The morning Metro commute consists of a bunch of unspoken rules, protocols that Shall Not Be Violated. For example, on ascending escalators, always stand to the right and walk to the left. You will be hazed if you stand on the left. When boarding a train, you must first look for a pair of seats that are empty, and sit in one of them; if there are none, only then shall you sit next to someone else. (But don’t look at them or speak to them.) You may place your briefcase on the empty seat next to you, but as the seats fill up, you should move it so someone may sit in that seat. Read your newspaper, but do NOT cross the plane into your seatmate’s zone. If you’re unlucky enough to board when all seats are full, then stake out your slice of real estate, grasp your personal handwidth of pole, and DON’T MOVE unless it gets really crowded, in which case you shall do so only grudgingly, adding a sigh or a roll of the eyes for effect.
But whatever you do, DON’T TALK OUT LOUD!
If you absolutely must talk, please limit your speaking to a brief exchange, and then do everyone a big favor and shush. Read your book and fiddle with your Blackberry and listen to your music and retreat into your own personal shell. Act as if you are the sole passenger on this eight-car train, even while surrounded by a shuffling sea of gainfully-employed humanity, commuters just trying to reach their offices so they can spend nine hours at their soul-crushing jobs, while feeling guilty for even feeling like that because in these times, you’re freakin’ lucky to even have a job, especially one with benefits, Bub.
Now, there is no commuter training program, no helpful brochure that explains the protocols. These rules are learned through trial and error, by astute observation. Most people catch on pretty quickly. Some are slower learners than others. Tourists break the rules all the time. Families chatter, their kids spinning around on the poles, discussing the bafflement of our Farecard machines and the mysteries of the one-day farecard, yet all excited to be riding the train into the city for a day of sightseeing in Our Nation’s Capital. We know they don’t understand our ways, and we forgive them. They’ll be driving back to Ohio / West Virginia / Pennsylvana tomorrow, anyway.
Regular commuters, however, are expected to learn and practice the Code. They are not supposed to break the Vow of Silence. And that is why this morning, two stops into my 35-minute ride, I was stunned when two women boarded the hushed train car, already engaged in loud, shrill chatter, and sat right behind me.

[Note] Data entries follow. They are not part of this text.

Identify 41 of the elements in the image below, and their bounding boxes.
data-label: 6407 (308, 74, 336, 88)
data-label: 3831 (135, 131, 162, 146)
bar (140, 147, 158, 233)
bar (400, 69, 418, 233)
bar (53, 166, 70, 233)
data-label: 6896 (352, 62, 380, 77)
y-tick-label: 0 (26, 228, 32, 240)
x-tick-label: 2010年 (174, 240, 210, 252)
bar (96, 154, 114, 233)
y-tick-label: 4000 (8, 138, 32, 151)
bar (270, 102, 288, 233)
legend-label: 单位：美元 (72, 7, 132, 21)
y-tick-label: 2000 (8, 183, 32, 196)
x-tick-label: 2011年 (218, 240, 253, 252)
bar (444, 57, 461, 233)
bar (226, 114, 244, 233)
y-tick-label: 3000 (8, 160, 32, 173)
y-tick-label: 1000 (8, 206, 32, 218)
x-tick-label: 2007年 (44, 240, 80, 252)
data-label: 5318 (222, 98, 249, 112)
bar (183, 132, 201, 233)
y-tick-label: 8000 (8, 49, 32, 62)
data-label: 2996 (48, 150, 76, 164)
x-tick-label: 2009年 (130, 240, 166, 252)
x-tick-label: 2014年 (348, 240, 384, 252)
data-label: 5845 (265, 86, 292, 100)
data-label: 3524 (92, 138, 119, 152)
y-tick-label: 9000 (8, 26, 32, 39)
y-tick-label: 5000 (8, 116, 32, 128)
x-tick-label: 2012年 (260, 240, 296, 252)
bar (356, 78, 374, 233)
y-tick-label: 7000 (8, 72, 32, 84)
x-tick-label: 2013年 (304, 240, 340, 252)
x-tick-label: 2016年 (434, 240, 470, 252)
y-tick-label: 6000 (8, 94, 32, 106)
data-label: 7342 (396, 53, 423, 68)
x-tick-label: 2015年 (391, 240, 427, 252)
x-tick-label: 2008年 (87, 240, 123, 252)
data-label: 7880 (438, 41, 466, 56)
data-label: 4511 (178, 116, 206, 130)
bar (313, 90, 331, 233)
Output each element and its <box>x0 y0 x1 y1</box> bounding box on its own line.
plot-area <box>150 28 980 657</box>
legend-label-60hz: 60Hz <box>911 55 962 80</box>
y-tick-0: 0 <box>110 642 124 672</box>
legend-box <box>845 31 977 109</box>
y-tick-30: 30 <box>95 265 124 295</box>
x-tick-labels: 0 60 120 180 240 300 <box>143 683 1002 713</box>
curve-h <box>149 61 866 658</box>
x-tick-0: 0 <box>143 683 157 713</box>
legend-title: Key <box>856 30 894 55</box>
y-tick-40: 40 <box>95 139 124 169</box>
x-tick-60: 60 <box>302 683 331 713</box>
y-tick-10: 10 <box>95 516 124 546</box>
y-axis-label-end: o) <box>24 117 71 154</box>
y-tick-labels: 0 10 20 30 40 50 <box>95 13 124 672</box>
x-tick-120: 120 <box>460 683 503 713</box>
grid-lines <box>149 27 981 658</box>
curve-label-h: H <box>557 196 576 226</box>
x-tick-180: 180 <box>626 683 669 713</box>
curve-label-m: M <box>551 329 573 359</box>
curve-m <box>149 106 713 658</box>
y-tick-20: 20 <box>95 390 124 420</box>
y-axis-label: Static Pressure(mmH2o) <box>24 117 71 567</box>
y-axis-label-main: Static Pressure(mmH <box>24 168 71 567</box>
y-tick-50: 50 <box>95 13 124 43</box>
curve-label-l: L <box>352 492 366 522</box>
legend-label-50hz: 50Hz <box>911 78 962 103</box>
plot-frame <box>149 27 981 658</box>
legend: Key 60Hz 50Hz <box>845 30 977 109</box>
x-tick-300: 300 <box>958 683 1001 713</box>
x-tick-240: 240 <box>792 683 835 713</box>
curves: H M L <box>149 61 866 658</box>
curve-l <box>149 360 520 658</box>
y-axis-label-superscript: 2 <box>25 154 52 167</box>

“I’M NOT WORRIED ABOUT THIS WHOLE ‘GET-TO-WORK-ON-TIME THING’ THEY’RE DOING,” the Shrill One explained to her companion, clearly a coworker, who audibly agreed. “UNLESS SOMEONE SAYS SOMETHING TO ME, I’LL JUST GET THERE WHEN I GET THERE!” My my, such a lot of bravado, to flout the Office Rules like that. Must work at a government agency, I hypothesized, and began to develop sincere sympathy for the HR manager in their office.
It became evident that the one woman was a bit of a know-it-all, though the other one had plenty to say, too. She seemed like the type that everyone tolerates, the one who tells stories that are too long, with too much detail. Or, maybe silence makes her uncomfortable and she felt obligated to fill it with nonstop chatter. Probably, she’s what we like to call an HME: High Maintenance Employee.
I whipped out my MP3 player and stuffed the buds in my ears. I jacked up the volume. It almost drowned them out, but not totally. And that was fine right up until the battery ran out of juice.
But they were still talking! They talked about health benefits, of 90% coinsurance and $10 copays and progressively worsening spinal cord injuries. They talked about driving in the city and getting lost and trying to merge on a ramp during rush-hour traffic. They spoke of rainy commutes and forgotten umbrellas and third-floor walk-up garden apartments.
They talked and talked and talked, practically without taking a breath, and they were the only ones talking in the entire train car.
“WOW, YOUR SURE HAVE GOT A LOT ON YOUR PLATE,” Shrilly said, “BUT YOU HAVE SUCH A POSITIVE ATTITUDE ABOUT IT ALL!”
That was enough for me. I got off the train one stop early and walked a couple of extra blocks, enjoying the hushed murmurs in the train station, the thwap-thwap of opening and closing fare gates, the whirrrrr of the escalator as I stood to the right, retreating back into my Commuter Coccoon that had been violated by the Loud Talkers.